Gleich vier neue Sicherheits-Patches stehen ab sofort auf dem Microsoft-Update-Server zum Download bereit.
Wie angekündigt, hat der weltgrößte Software-Konzern mehrere Sicherheitslücken im Betrriebssystem Windows sowie in Komponenten der Büro-Software Office geschlossen. Drei Sicherheitslücken werden als "krritisch" eingestuft, was der höchsten Warnstufe bei Microsoft entspricht.
Böse Word-Fehler
So ist es beispielsweise ohne Installation der neuen Software-Flicken durchaus gefährlich, das Textverarbeitungs-Programm Word zu nutzen. Wird eine manipulierte Word-Datei geöffnet, sei es möglich, das Hacker die Kontrolle über das betroffene System erlangen. Damit ist es Hackern zum Beispiel möglich, Programme zu installieren, Dateien zu löschen oder neue Konten mit sämtlichen Benutzerrechten zu erstellen. Ähnliche Schwachstellen wurden in der Jet-Datenbankengine und in Microsoft Publisher gefixt.

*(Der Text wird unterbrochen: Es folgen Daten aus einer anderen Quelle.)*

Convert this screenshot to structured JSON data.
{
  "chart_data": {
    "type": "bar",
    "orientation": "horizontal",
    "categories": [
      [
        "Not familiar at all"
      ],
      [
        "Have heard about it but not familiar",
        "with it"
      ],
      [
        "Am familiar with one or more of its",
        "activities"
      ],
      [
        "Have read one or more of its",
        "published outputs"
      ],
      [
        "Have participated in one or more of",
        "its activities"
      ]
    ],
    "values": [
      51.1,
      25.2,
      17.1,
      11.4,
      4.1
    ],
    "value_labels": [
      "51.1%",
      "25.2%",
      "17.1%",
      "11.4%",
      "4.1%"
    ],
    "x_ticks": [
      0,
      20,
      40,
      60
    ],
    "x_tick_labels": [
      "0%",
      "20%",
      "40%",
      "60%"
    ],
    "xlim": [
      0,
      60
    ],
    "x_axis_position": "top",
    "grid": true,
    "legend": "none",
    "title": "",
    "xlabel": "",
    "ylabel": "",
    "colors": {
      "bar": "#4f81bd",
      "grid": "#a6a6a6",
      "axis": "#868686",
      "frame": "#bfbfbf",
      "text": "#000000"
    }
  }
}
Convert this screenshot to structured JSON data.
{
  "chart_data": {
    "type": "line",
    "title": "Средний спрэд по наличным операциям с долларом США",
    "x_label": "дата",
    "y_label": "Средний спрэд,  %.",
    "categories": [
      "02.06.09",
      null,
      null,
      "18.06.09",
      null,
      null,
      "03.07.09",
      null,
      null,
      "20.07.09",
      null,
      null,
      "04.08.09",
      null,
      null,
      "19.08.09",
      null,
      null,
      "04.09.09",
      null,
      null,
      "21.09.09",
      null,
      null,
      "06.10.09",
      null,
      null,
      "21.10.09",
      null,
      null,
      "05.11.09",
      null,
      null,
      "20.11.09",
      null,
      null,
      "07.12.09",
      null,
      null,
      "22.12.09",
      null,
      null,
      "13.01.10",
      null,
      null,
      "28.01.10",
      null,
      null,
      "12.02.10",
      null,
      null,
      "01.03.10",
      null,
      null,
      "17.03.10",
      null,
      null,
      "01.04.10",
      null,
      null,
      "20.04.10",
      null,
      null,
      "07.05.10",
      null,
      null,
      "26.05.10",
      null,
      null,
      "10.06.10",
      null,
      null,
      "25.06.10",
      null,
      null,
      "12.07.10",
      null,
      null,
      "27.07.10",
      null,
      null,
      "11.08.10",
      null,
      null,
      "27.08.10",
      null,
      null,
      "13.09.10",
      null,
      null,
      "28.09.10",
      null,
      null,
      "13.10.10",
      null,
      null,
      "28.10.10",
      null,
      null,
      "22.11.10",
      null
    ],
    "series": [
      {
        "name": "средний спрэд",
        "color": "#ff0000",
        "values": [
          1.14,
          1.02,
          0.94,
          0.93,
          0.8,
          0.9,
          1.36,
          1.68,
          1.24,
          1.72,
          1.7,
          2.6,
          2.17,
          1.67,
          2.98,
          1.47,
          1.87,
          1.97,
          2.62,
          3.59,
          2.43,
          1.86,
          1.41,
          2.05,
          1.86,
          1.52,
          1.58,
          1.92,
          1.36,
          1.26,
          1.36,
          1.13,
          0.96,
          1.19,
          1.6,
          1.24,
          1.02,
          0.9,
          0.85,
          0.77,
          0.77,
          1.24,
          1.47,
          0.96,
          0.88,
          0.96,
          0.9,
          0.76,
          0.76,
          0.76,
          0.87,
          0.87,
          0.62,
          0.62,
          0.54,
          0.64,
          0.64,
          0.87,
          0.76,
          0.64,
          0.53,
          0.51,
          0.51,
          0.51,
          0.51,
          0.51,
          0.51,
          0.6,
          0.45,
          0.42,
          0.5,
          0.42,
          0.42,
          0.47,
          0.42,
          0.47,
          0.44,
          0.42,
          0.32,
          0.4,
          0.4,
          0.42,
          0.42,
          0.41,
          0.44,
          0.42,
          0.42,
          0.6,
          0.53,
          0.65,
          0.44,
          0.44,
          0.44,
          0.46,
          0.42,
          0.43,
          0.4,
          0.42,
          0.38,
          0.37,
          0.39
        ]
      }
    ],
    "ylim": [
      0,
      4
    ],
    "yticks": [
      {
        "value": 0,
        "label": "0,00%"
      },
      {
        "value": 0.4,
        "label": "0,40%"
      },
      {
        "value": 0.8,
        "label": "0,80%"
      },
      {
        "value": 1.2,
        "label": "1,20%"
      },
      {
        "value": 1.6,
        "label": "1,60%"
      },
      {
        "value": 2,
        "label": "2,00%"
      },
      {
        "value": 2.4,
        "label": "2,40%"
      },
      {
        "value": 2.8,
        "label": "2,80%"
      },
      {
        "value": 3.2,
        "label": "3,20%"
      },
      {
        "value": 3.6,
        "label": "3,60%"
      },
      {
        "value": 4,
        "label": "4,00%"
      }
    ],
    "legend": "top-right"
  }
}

Als "moderat" stuft Microsoft zwei Sicherheitsanfälligkeiten im Modul zum Schutz vor schädlicher Software ein. Ein Angreifer kann jede der Sicherheitsanfälligkeiten ausnutzen, indem er eine speziell gestaltete Datei erstellt, die Denial-of-Service-Attacken ermöglicht, wenn sie von dem Zielcomputersystem empfangen und vom Microsoft-Modul zum Schutz vor schädlicher Software überprüft wird. Ein Angreifer, der eine dieser Sicherheitsanfälligkeiten erfolgreich ausnutzt, kann bewirken, dass das Microsoft-Modul zum Schutz vor schädlicher Software nicht mehr reagiert und dann automatisch - zusammen mit dem gesamten Rechner - neu startet.
Schnell updaten
Ein Download der Mai-Patches und eine Installation ist ab sofort über die
Windows-Update-Seite möglich. Im Laufe der nächsten Stunden wird eine Aktualisierung von betroffenen Rechnern auch über die automatische Update-Funktion von Windows vorgenommen. Eine schnellstmögliche Aktualisierung ist allen Windows-Nutzern, die mit ihrem PC im Internet surfen, dringend zu empfehlen.